Import cargo volume at the nation’s major retail container ports is expected to rise an unusually high 16.9% this month over the same time last year as West Coast ports begin to dig out from a backlog of cargo that built up during the just-concluded contract negotiations with dockworkers, according to the monthly Global Port Tracker report released by the National Retail Federation and Hackett Associates.
“The contract talks are over, but the tentative agreement still has to be ratified and it’s going to take months to get back to normal on the West Coast,” said Jonathan Gold, NRF vp/supply chain and customs policy. “Retailers’ immediate priority is to make sure spring merchandise reaches store shelves in time.”
Ports covered by Global Port Tracker handled 1.24 million Twenty-Foot Equivalent Units (TEU) in January, the latest month for which after-the-fact numbers are available. That was down 13.4% from December following the end of the holiday season and down 9.5% from January 2014. One TEU is one 20-foot-long cargo container or its equivalent.
February was estimated at 1.27 million TEU, up 2.3% from 2014. March is forecast at 1.52 million TEU as spring merchandise arrives, up 16.9% from last year. The March number is high both because of the backlog of ships at anchor waiting to be unloaded and because the annual Lunar New Year shutdown of Chinese factories was later this year, delaying some February cargo into March, according to Global Port Tracker.
April is forecast at 1.51 million TEU, up 5.2%; May at 1.57 million TEU, up 6.1%; June also at 1.57 million TEU, up 6%, and July at 1.6 million TEU, up 6.7%.
Overall, the first half of 2015 is forecast at 8.7 million TEU, an increase of 4.5% over the same period last year.
Congestion at West Coast ports has prompted many importers to shift their cargo elsewhere, prompting speculation on how long the shift might last.
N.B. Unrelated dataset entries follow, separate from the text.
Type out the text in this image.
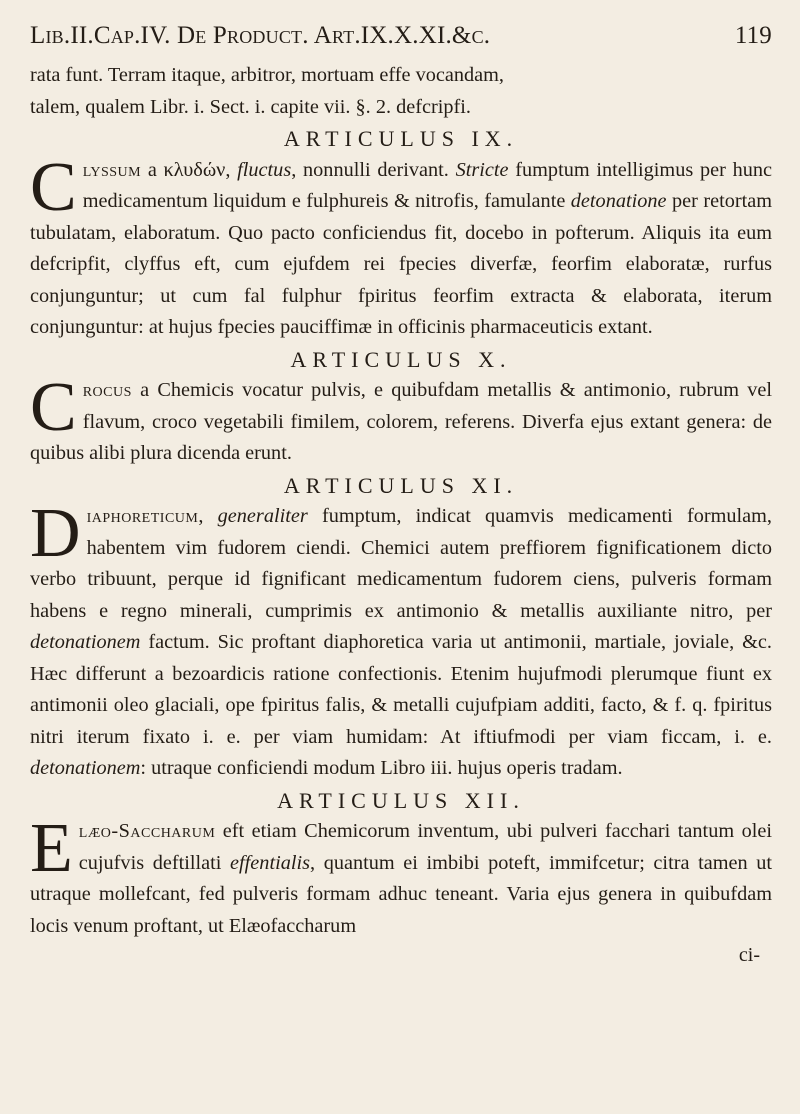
Lib.II.Cap.IV. De Product. Art.IX.X.XI.&c.	119

rata funt. Terram itaque, arbitror, mortuam effe vocandam,

talem, qualem Libr. i. Sect. i. capite vii. §. 2. defcripfi.

ARTICULUS IX.

Clyssum a κλυδών, fluctus, nonnulli derivant. Stricte fumptum intelligimus per hunc medicamentum liquidum e fulphureis & nitrofis, famulante detonatione per retortam tubulatam, elaboratum. Quo pacto conficiendus fit, docebo in pofterum. Aliquis ita eum defcripfit, clyffus eft, cum ejufdem rei fpecies diverfæ, feorfim elaboratæ, rurfus conjunguntur; ut cum fal fulphur fpiritus feorfim extracta & elaborata, iterum conjunguntur: at hujus fpecies pauciffimæ in officinis pharmaceuticis extant.

ARTICULUS X.

Crocus a Chemicis vocatur pulvis, e quibufdam metallis & antimonio, rubrum vel flavum, croco vegetabili fimilem, colorem, referens. Diverfa ejus extant genera: de quibus alibi plura dicenda erunt.

ARTICULUS XI.

Diaphoreticum, generaliter fumptum, indicat quamvis medicamenti formulam, habentem vim fudorem ciendi. Chemici autem preffiorem fignificationem dicto verbo tribuunt, perque id fignificant medicamentum fudorem ciens, pulveris formam habens e regno minerali, cumprimis ex antimonio & metallis auxiliante nitro, per detonationem factum. Sic proftant diaphoretica varia ut antimonii, martiale, joviale, &c. Hæc differunt a bezoardicis ratione confectionis. Etenim hujufmodi plerumque fiunt ex antimonii oleo glaciali, ope fpiritus falis, & metalli cujufpiam additi, facto, & f. q. fpiritus nitri iterum fixato i. e. per viam humidam: At iftiufmodi per viam ficcam, i. e. detonationem: utraque conficiendi modum Libro iii. hujus operis tradam.

ARTICULUS XII.

Elæo-Saccharum eft etiam Chemicorum inventum, ubi pulveri facchari tantum olei cujufvis deftillati effentialis, quantum ei imbibi poteft, immifcetur; citra tamen ut utraque mollefcant, fed pulveris formam adhuc teneant. Varia ejus genera in quibufdam locis venum proftant, ut Elæofaccharum

ci-
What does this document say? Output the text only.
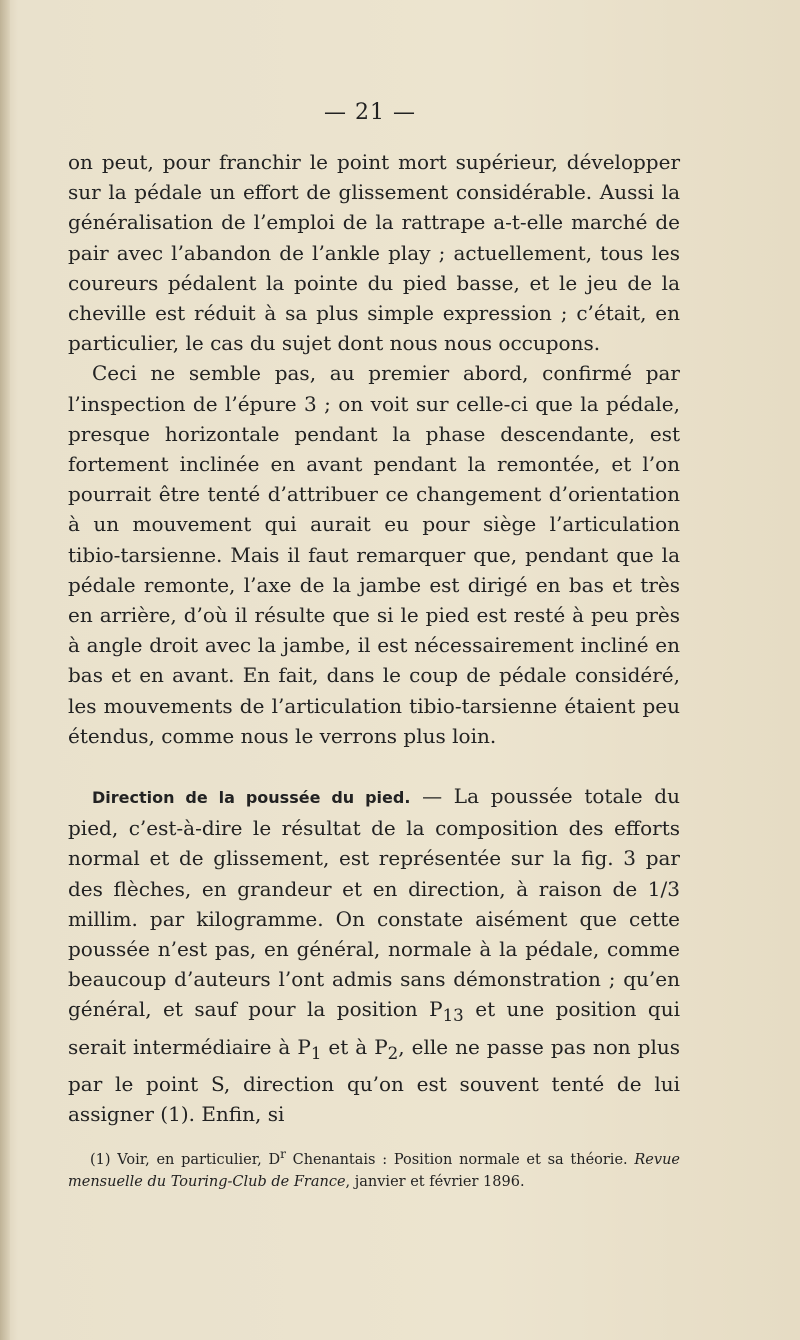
— 21 —

on peut, pour franchir le point mort supérieur, développer sur la pédale un effort de glissement considérable. Aussi la généralisation de l’emploi de la rattrape a-t-elle marché de pair avec l’abandon de l’ankle play ; actuellement, tous les coureurs pédalent la pointe du pied basse, et le jeu de la cheville est réduit à sa plus simple expression ; c’était, en particulier, le cas du sujet dont nous nous occupons.

Ceci ne semble pas, au premier abord, confirmé par l’inspection de l’épure 3 ; on voit sur celle-ci que la pédale, presque horizontale pendant la phase descendante, est fortement inclinée en avant pendant la remontée, et l’on pourrait être tenté d’attribuer ce changement d’orientation à un mouvement qui aurait eu pour siège l’articulation tibio-tarsienne. Mais il faut remarquer que, pendant que la pédale remonte, l’axe de la jambe est dirigé en bas et très en arrière, d’où il résulte que si le pied est resté à peu près à angle droit avec la jambe, il est nécessairement incliné en bas et en avant. En fait, dans le coup de pédale considéré, les mouvements de l’articulation tibio-tarsienne étaient peu étendus, comme nous le verrons plus loin.

Direction de la poussée du pied. — La poussée totale du pied, c’est-à-dire le résultat de la composition des efforts normal et de glissement, est représentée sur la fig. 3 par des flèches, en grandeur et en direction, à raison de 1/3 millim. par kilogramme. On constate aisément que cette poussée n’est pas, en général, normale à la pédale, comme beaucoup d’auteurs l’ont admis sans démonstration ; qu’en général, et sauf pour la position $P_{13}$ et une position qui serait intermédiaire à $P_1$ et à $P_2$, elle ne passe pas non plus par le point S, direction qu’on est souvent tenté de lui assigner (1). Enfin, si

(1) Voir, en particulier, $D^r$ Chenantais : Position normale et sa théorie. Revue mensuelle du Touring-Club de France, janvier et février 1896.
West Coast ports handled 55% of cargo this January, down from 64% during the same month in 2014, while East Coast ports handled 45%, up from 36%.
“Importers and exporters are reviewing their supply chain plans for the future, and not necessarily in favor of the West Coast,” Hackett Associates founder Ben Hackett said. “Looking on the practical side, a number of factors favor a return to the West Coast.”
Hackett said sending ships from Asia to the East Coast is more expensive than the West Coast, takes longer, and results in higher expenses to move the cargo to Midwest distribution centers by rail. In addition, importers have significant investments in West Coast distribution centers that would not easily be abandoned, noted Hackett.